IUSM also promotes DEI in its graduate medical education toolkit, which offers a list of definitions commonly used in DEI and a course designed to help a student understand how DEI will impact recruitment. In February, Willie Miller, Assistant Vice Chancellor for Faculty Affairs at Indiana University, emailed staff about its revised promotion and tenure standards to adjust to the state’s changing political landscape. He added intellectual diversity to the “institutional value of DEI” and told scholars they could continue DEI-related work.

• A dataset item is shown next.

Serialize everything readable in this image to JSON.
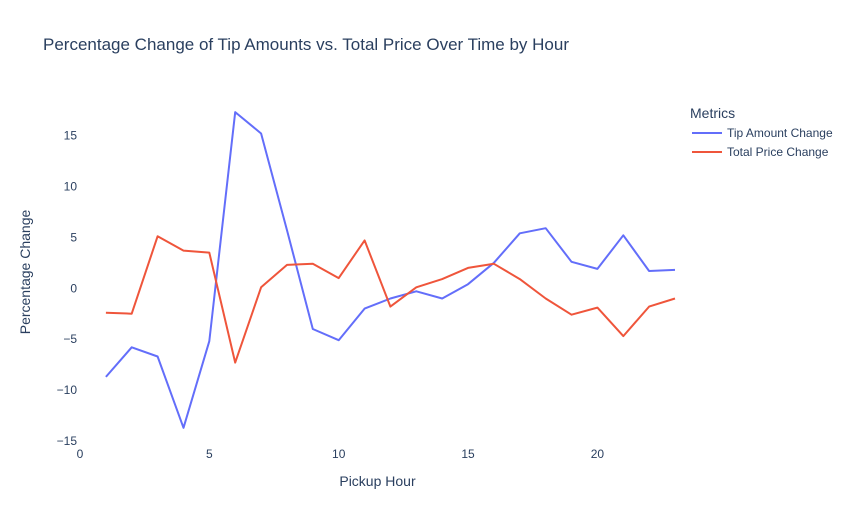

Neither UTHSC nor IUSM responded when asked for comment.

Critics of DEI often contend that the left-wing programs under its banner divide people by obsessively focusing on race and other demographic characteristics instead of merit and achievement. DEI became mainstream across American life during the summer 2020 Black Lives Matter riots after the murder of George Floyd.

“While substantial progress has been made by state legislatures and governors to rid their public colleges and universities of divisive and discriminatory DEI rhetoric and radical ideologies, additional action is needed to close loopholes and augment existing laws,” the Do No Harm report concludes.

The Trump administration is investigating dozens of colleges and universities for alleged racial discrimination in their DEI programs. The probes are part of the administration’s larger goal of rooting DEI out of influential American institutions and prioritize meritocracy instead of group identity.